J’arrivais à l’extrémité de la bruyère, au petit galop, lorsque mon cheval fit un écart pour éviter un objet qui était à terre ; c’était un homme enveloppé des pieds à la tête dans un grand manteau de cheval et dont la figure était si bien garantie contre les intempéries d’un ciel inclément que je ne pus absolument rien distinguer de ses traits à travers le chapeau et le cache-nez qui le recouvraient. Il avait la tête tournée avec un air d’anxiété visible vers la foule qu’on apercevait dans le lointain. Pensant que c’était un homme du peuple, je lui adressai en passant, du ton de familiarité dont j’use d’ordinaire avec les inférieurs, quelque remarque insignifiante sur les courses. Il ne répondit rien. Il y avait dans sa personne quelque chose qui piquait ma curiosité ; aussi, après l’avoir dépassé, me retournai-je pour le regarder encore. Il n’avait pas bougé d’une ligne. Le silence et le mystère laissent toujours dans l’esprit une impression pénible ; la vue de cet homme, avec son déguisement et son immobilité silencieuse qui n’avaient pourtant à mes yeux rien que de bien innocent, me plongea dans une rêverie mélancolique.

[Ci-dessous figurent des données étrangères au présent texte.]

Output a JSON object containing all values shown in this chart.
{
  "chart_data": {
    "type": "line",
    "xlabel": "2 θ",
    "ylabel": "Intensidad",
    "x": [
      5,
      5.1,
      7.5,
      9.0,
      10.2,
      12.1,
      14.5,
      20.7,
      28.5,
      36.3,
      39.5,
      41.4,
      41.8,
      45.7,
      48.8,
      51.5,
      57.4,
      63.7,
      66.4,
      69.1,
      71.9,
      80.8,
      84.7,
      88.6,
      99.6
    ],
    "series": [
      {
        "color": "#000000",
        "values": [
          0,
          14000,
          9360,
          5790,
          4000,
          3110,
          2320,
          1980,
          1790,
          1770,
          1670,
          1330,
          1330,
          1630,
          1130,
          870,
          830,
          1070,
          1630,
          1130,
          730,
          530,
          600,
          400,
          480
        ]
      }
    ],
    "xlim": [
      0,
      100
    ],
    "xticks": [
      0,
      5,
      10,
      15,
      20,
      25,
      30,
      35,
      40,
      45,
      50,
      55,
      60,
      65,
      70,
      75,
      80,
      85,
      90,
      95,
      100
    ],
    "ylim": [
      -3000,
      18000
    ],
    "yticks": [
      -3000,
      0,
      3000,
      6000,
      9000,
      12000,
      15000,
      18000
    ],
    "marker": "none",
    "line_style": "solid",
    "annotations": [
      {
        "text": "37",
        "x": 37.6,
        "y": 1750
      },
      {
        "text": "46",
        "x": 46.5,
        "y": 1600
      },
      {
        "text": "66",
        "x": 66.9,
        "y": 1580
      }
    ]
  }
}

J’ai pour principe de fuir le chagrin même en imagination, toutes les fois que je le puis ; aussi fis-je en sorte de changer la direction de mes pensées ; pour cela je m’amusai à me figurer l’effet que devait produire sur les épaules débiles de mon vieux camarade le double fardeau de la dignité cléricale et du mariage.